Data Retention Policy
This document formalises the data-retention periods and lifecycle management for all data processed by the ZOL Intelligent Search system. Retention is the operational expression of GDPR Art. 5(1)(e) storage limitation: personal data shall be kept "in a form which permits identification of data subjects for no longer than is necessary for the purposes for which the personal data are processed".

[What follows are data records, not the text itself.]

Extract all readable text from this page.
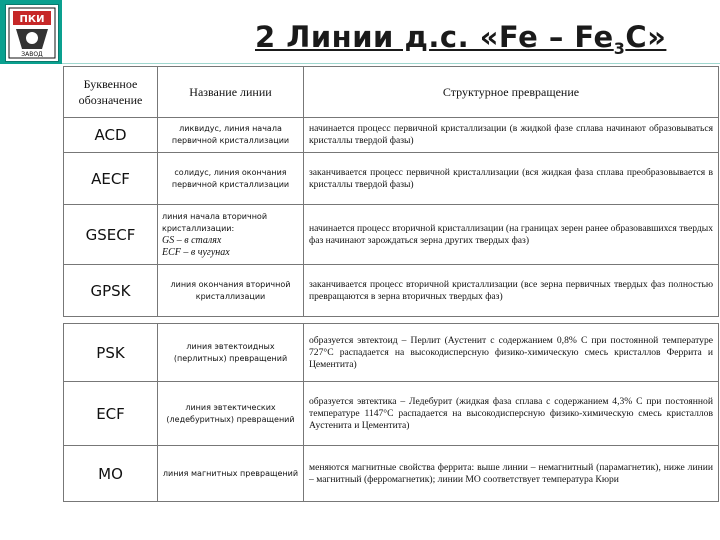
ПКИ
ЗАВОД
2 Линии д.с. «Fe – $Fe_3C$»
Буквенное обозначение	Название линии	Структурное превращение
ACD	ликвидус, линия начала первичной кристаллизации	начинается процесс первичной кристаллизации (в жидкой фазе сплава начинают образовываться кристаллы твердой фазы)
AECF	солидус, линия окончания первичной кристаллизации	заканчивается процесс первичной кристаллизации (вся жидкая фаза сплава преобразовывается в кристаллы твердой фазы)
GSECF	линия начала вторичной кристаллизации:
GS – в сталях
ECF – в чугунах	начинается процесс вторичной кристаллизации (на границах зерен ранее образовавшихся твердых фаз начинают зарождаться зерна других твердых фаз)
GPSK	линия окончания вторичной кристаллизации	заканчивается процесс вторичной кристаллизации (все зерна первичных твердых фаз полностью превращаются в зерна вторичных твердых фаз)

PSK	линия эвтектоидных (перлитных) превращений	образуется эвтектоид – Перлит (Аустенит с содержанием 0,8% С при постоянной температуре 727°С распадается на высокодисперсную физико-химическую смесь кристаллов Феррита и Цементита)
ECF	линия эвтектических (ледебуритных) превращений	образуется эвтектика – Ледебурит (жидкая фаза сплава с содержанием 4,3% С при постоянной температуре 1147°С распадается на высокодисперсную физико-химическую смесь кристаллов Аустенита и Цементита)
MO	линия магнитных превращений	меняются магнитные свойства феррита: выше линии – немагнитный (парамагнетик), ниже линии – магнитный (ферромагнетик); линии МО соответствует температура Кюри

The policy is calibrated by data class — there is no single "retention period" that fits all data. Audit logs need a different retention than ephemeral session caches; analytics need a different retention than personal-data-touching feedback events. Each row in the schedule below is anchored to the specific GDPR article that supplies its lawful basis.
Retention schedule
| Data category | Storage | Retention period | Deletion method | Lawful basis (GDPR) |
|---|---|---|---|---|
| User conversations | PostgreSQL (app.conversations, app.conversation_messages) | Session-based; available while user is authenticated | Soft delete via API; hard delete on user-account removal via DELETE /api/v1/gdpr/users/{user_id}/data | Art. 6(1)(f) legitimate interest; Art. 17 right to erasure on request |
| Audit logs | PostgreSQL (audit.logs, audit.data_access_logs) | 90 days | Automated expiry (scheduled task) | Art. 6(1)(c) legal obligation (security monitoring); Art. 32 |
| PII detection events | PostgreSQL (within audit logs) | 90 days | Expires with parent audit log | Art. 6(1)(f); Art. 32 |
| Semantic cache | PostgreSQL (app.semantic_cache) | Indefinite (performance optimisation; no PII per design) | Manual purge via admin API; auto-flush after embedding-model migration | Art. 6(1)(f); Art. 5(1)(c) (PII excluded) |
| Rate-limiting data | Redis | Ephemeral (1-minute to 24-hour TTL) | Automatic Redis key expiry | Art. 6(1)(f); Art. 5(1)(e) |
| Session tokens | Keycloak (server-side sessions) | Managed by Keycloak session policy (configurable idle and absolute timeouts) | Keycloak session invalidation on logout; revocation endpoint | Art. 6(1)(f); Art. 32 |
| Analytics events | PostgreSQL (app.analytics_events) | 1 year (aggregated, no individual tracking) | Automated expiry | Art. 6(1)(f) |
| Hospital content | pgvector (app.document_chunks), taxonomy tables, MinIO | Indefinite (refreshed on re-crawl) | Replaced on content update | Art. 6(1)(e) public interest (public-domain content) |
| Voice transcripts (redacted) | PostgreSQL via structured logs | Per audit-log retention (90 days); redacted via voice_pii_redaction before write | Expires with audit log | Art. 5(1)(c); Art. 32(1)(a) pseudonymisation |
| Voice call audio | NOT STORED | Not retained | n/a | Art. 5(1)(c) data minimisation — only transcripts are retained, audio is discarded post-STT |
| Evaluation results | File system (JSON) | Indefinite (development artifact, no PII) | Manual deletion | Not personal data |
Key principles
Data minimisation (Art. 5(1)(c))
- No patient medical records are processed or stored
- No health-insurance data enters the system
- Semantic cache excludes PII: queries flagged by the PII detector are never cached
- Analytics are pre-aggregated: individual query text is not stored in analytics events
- Voice audio is not retained: only the (redacted) transcript reaches structured logs
Purpose limitation (Art. 5(1)(b))
| Data | Permitted use | Prohibited use |
|---|---|---|
| Conversations | Generating search responses; follow-up context within a session | Marketing, profiling, research without consent (Art. 6(1)(a)) |
| Audit logs | Security monitoring; compliance reporting (Art. 30); incident investigation | Performance reviews; user-behaviour analysis |
| Analytics | System improvement; content-gap identification; aggregate reporting | Individual user tracking |
Storage limitation (Art. 5(1)(e))
All data with defined retention periods is automatically managed:
Retention-period rationale (per category)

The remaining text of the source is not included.